I learned a better way to grieve. I have told my kids about my mistakes and apologized. It’s a case of hoping they learn from your mistakes. It’s a gift when you do that for your kids. It’s a way to stop the craziness that travels from generation to generation. People always used to keep things to themselves. “Don’t tell your business.” Now, with social media, perhaps people share too much. We need to put aside the idea that we know everything, how to do everything. No one is that balanced; after all, we’re human and full of flaws! It’s a courageous act to admit it. And then learn a better way to do something. Ah, balance.

I know Dad would love the Babe. They have similar qualities. Deep sense of right, deep love and caring of others, firm yet fair. I was lucky my kids were good people; they have all turned out well. It’s the best thing you can hope for. It was hard to transition into being an empty nester. When you’re busy providing and working and studying and family dinners every night, you build up a momentum you keep on until you look around one day, and by gosh, they’re gone! On their own! You raised them to do that, now what?

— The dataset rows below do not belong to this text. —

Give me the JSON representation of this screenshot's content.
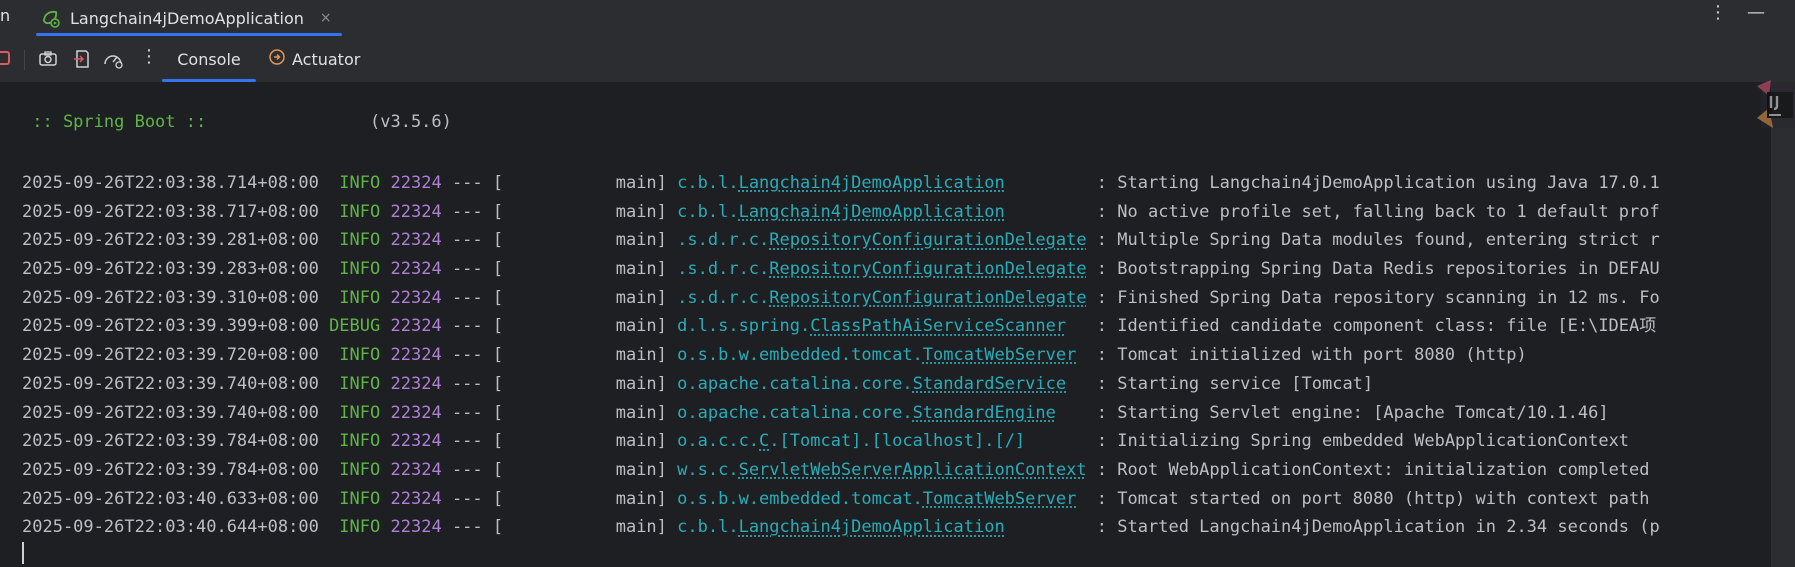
{
  "window": {
    "edge_glyph": "n",
    "tab": {
      "label": "Langchain4jDemoApplication",
      "close": "×"
    },
    "actions": {
      "more": "⋮",
      "minimize": "—"
    }
  },
  "toolbar": {
    "more": "⋮",
    "tabs": [
      {
        "label": "Console",
        "active": true
      },
      {
        "label": "Actuator",
        "active": false
      }
    ]
  },
  "console": {
    "banner": {
      "label": " :: Spring Boot :: ",
      "version": "(v3.5.6)"
    },
    "logs": [
      {
        "ts": "2025-09-26T22:03:38.714+08:00",
        "level": "INFO",
        "pid": "22324",
        "sep": "---",
        "thread": "[           main]",
        "logger_prefix": "c.b.l.",
        "logger_class": "Langchain4jDemoApplication",
        "message": "Starting Langchain4jDemoApplication using Java 17.0.1"
      },
      {
        "ts": "2025-09-26T22:03:38.717+08:00",
        "level": "INFO",
        "pid": "22324",
        "sep": "---",
        "thread": "[           main]",
        "logger_prefix": "c.b.l.",
        "logger_class": "Langchain4jDemoApplication",
        "message": "No active profile set, falling back to 1 default prof"
      },
      {
        "ts": "2025-09-26T22:03:39.281+08:00",
        "level": "INFO",
        "pid": "22324",
        "sep": "---",
        "thread": "[           main]",
        "logger_prefix": ".s.d.r.c.",
        "logger_class": "RepositoryConfigurationDelegate",
        "message": "Multiple Spring Data modules found, entering strict r"
      },
      {
        "ts": "2025-09-26T22:03:39.283+08:00",
        "level": "INFO",
        "pid": "22324",
        "sep": "---",
        "thread": "[           main]",
        "logger_prefix": ".s.d.r.c.",
        "logger_class": "RepositoryConfigurationDelegate",
        "message": "Bootstrapping Spring Data Redis repositories in DEFAU"
      },
      {
        "ts": "2025-09-26T22:03:39.310+08:00",
        "level": "INFO",
        "pid": "22324",
        "sep": "---",
        "thread": "[           main]",
        "logger_prefix": ".s.d.r.c.",
        "logger_class": "RepositoryConfigurationDelegate",
        "message": "Finished Spring Data repository scanning in 12 ms. Fo"
      },
      {
        "ts": "2025-09-26T22:03:39.399+08:00",
        "level": "DEBUG",
        "pid": "22324",
        "sep": "---",
        "thread": "[           main]",
        "logger_prefix": "d.l.s.spring.",
        "logger_class": "ClassPathAiServiceScanner",
        "message": "Identified candidate component class: file [E:\\IDEA项"
      },
      {
        "ts": "2025-09-26T22:03:39.720+08:00",
        "level": "INFO",
        "pid": "22324",
        "sep": "---",
        "thread": "[           main]",
        "logger_prefix": "o.s.b.w.embedded.tomcat.",
        "logger_class": "TomcatWebServer",
        "message": "Tomcat initialized with port 8080 (http)"
      },
      {
        "ts": "2025-09-26T22:03:39.740+08:00",
        "level": "INFO",
        "pid": "22324",
        "sep": "---",
        "thread": "[           main]",
        "logger_prefix": "o.apache.catalina.core.",
        "logger_class": "StandardService",
        "message": "Starting service [Tomcat]"
      },
      {
        "ts": "2025-09-26T22:03:39.740+08:00",
        "level": "INFO",
        "pid": "22324",
        "sep": "---",
        "thread": "[           main]",
        "logger_prefix": "o.apache.catalina.core.",
        "logger_class": "StandardEngine",
        "message": "Starting Servlet engine: [Apache Tomcat/10.1.46]"
      },
      {
        "ts": "2025-09-26T22:03:39.784+08:00",
        "level": "INFO",
        "pid": "22324",
        "sep": "---",
        "thread": "[           main]",
        "logger_prefix": "o.a.c.c.",
        "logger_class": "C",
        "logger_suffix": ".[Tomcat].[localhost].[/]",
        "message": "Initializing Spring embedded WebApplicationContext"
      },
      {
        "ts": "2025-09-26T22:03:39.784+08:00",
        "level": "INFO",
        "pid": "22324",
        "sep": "---",
        "thread": "[           main]",
        "logger_prefix": "w.s.c.",
        "logger_class": "ServletWebServerApplicationContext",
        "message": "Root WebApplicationContext: initialization completed"
      },
      {
        "ts": "2025-09-26T22:03:40.633+08:00",
        "level": "INFO",
        "pid": "22324",
        "sep": "---",
        "thread": "[           main]",
        "logger_prefix": "o.s.b.w.embedded.tomcat.",
        "logger_class": "TomcatWebServer",
        "message": "Tomcat started on port 8080 (http) with context path"
      },
      {
        "ts": "2025-09-26T22:03:40.644+08:00",
        "level": "INFO",
        "pid": "22324",
        "sep": "---",
        "thread": "[           main]",
        "logger_prefix": "c.b.l.",
        "logger_class": "Langchain4jDemoApplication",
        "message": "Started Langchain4jDemoApplication in 2.34 seconds (p"
      }
    ]
  },
  "colors": {
    "accent": "#3574f0",
    "info": "#5fb447",
    "pid": "#b07fd6",
    "logger": "#2aacb8",
    "text": "#bcbec4",
    "stop": "#db5c5c"
  }
}
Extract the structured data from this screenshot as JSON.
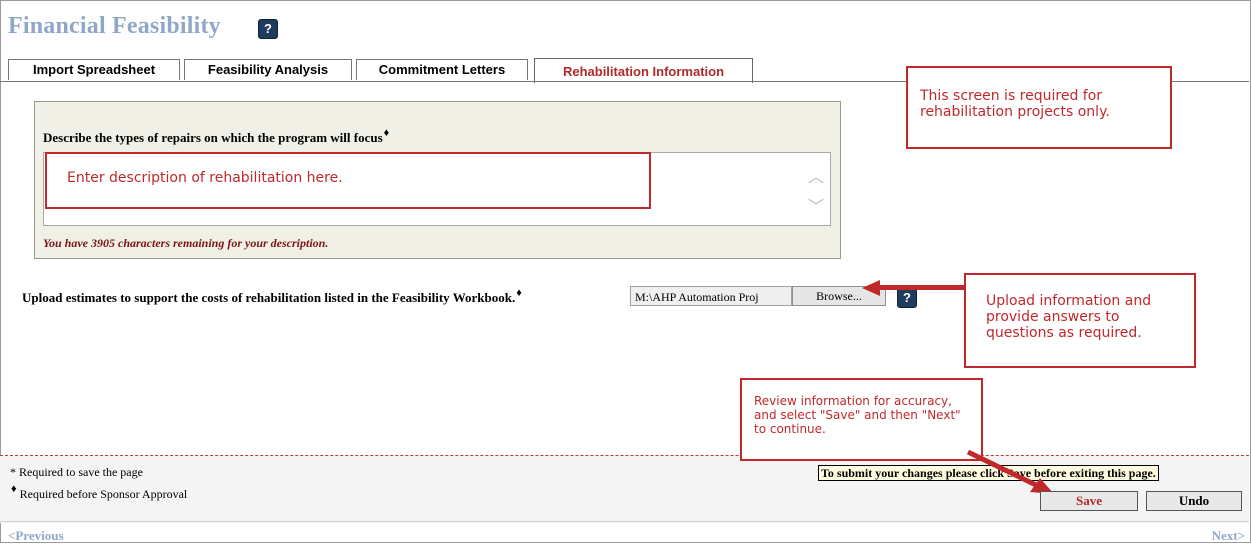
{
  "page": {
    "title": "Financial Feasibility",
    "help": "?"
  },
  "tabs": [
    {
      "label": "Import Spreadsheet"
    },
    {
      "label": "Feasibility Analysis"
    },
    {
      "label": "Commitment Letters"
    },
    {
      "label": "Rehabilitation Information",
      "active": true
    }
  ],
  "repairs": {
    "label": "Describe the types of repairs on which the program will focus",
    "required_marker": "♦",
    "placeholder": "Enter description of rehabilitation here.",
    "value": "",
    "chars_remaining": "You have 3905 characters remaining for your description."
  },
  "upload": {
    "label": "Upload estimates to support the costs of rehabilitation listed in the Feasibility Workbook.",
    "required_marker": "♦",
    "file_value": "M:\\AHP Automation Proj",
    "browse_label": "Browse...",
    "help": "?"
  },
  "callouts": {
    "required_screen": "This screen is required for rehabilitation projects only.",
    "upload_info": "Upload information and provide answers to questions as required.",
    "review_info": "Review information for accuracy, and select \"Save\" and then \"Next\" to continue."
  },
  "footer": {
    "required_save": "* Required to save the page",
    "required_sponsor_marker": "♦",
    "required_sponsor": "Required before Sponsor Approval",
    "submit_note": "To submit your changes please click Save before exiting this page.",
    "save_label": "Save",
    "undo_label": "Undo"
  },
  "nav": {
    "previous": "<Previous",
    "next": "Next>"
  },
  "colors": {
    "accent_red": "#c0282b",
    "title_blue": "#8fa8c8",
    "help_navy": "#1f3c5e"
  }
}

You decide to write a book, and you write a blog, and you work with a book coach to learn. Life is good. We balance life. Life is the Babe and me, making the most of it; in sickness and health, in pandemic and wellness, in respect for the unknown and certain. We’ll make it. Together.

Thank you for reading today. I appreciate it. Spread happiness, not the Pandemic. Be Kind. Be Safe. Be Careful. Count your Blessings. We all have a lot. See you tomorrow!